Denmark’s second seed Eva Dyrberg was to meet Italian Roberta Vinci in a late night game.
Angelique next runs into Al Habtoor senior, Frenchwoman Laurence Andretto and if she clears this, will probably have an interesting quarter-final clash with Eva in the bottom half.
Also in the bottom half, world 100 Seda Noorlander, who has big victories in her name against some of the big names in the WTA circuit, had a quick 6-2, 6-2 victory over team-mate Yvette Basting in a first round fixture.
Venezuelan debutant here, Maria Vento-Kabchi downed Luxembourg’s Claudine Schaul 6-0, 6-3, again in the bottom half.

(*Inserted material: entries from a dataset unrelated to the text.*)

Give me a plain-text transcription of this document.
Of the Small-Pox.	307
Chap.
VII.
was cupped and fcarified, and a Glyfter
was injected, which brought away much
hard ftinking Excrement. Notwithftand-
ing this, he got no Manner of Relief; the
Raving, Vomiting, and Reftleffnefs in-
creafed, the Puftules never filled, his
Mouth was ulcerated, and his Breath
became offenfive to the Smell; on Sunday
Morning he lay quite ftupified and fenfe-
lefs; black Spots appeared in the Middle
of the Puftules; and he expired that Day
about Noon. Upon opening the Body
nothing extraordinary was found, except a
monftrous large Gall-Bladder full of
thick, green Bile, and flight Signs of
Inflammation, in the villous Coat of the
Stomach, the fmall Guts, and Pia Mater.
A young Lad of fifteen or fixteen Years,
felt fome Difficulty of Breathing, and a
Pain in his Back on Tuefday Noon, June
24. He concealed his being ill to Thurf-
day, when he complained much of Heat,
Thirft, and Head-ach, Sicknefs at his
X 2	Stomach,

Fifth seed Czech lady Klara Koukalova kept her second round appointment intact with a 7-5, 6-3 scoreline against German Adriana Barna of Germany.
Last year’s runner-up fourth seeded Aniko Kapros from Hungary was quick to get her second round warm-up with a 6-4, 6-0 first hurdle clearance over French entry Lea Girardi.
Austria’s Patricia Wartusch had to work hard for her 4-6, 7-5, 6-2 top half first round encounter against Italian Flavia Penetta.
In a clash of the qualifiers, Russian Ekaterina Syssoeva defeated Hong Kong’s top player Tong Ka Pong 6-2, 6-4.
In doubles action, the Klemenschits twins (Austria), Daniela and Sandra, sailed past Caroline-Ann Basu (Germany) and Maria Pavlidou 6-1, 6-2 while Russian pair Ekaternia and Goulnara Fattakhetdinc ousted Christine Fitz (Germany) and Eugenia Subbotina (Belarus) 7-5, 6-2.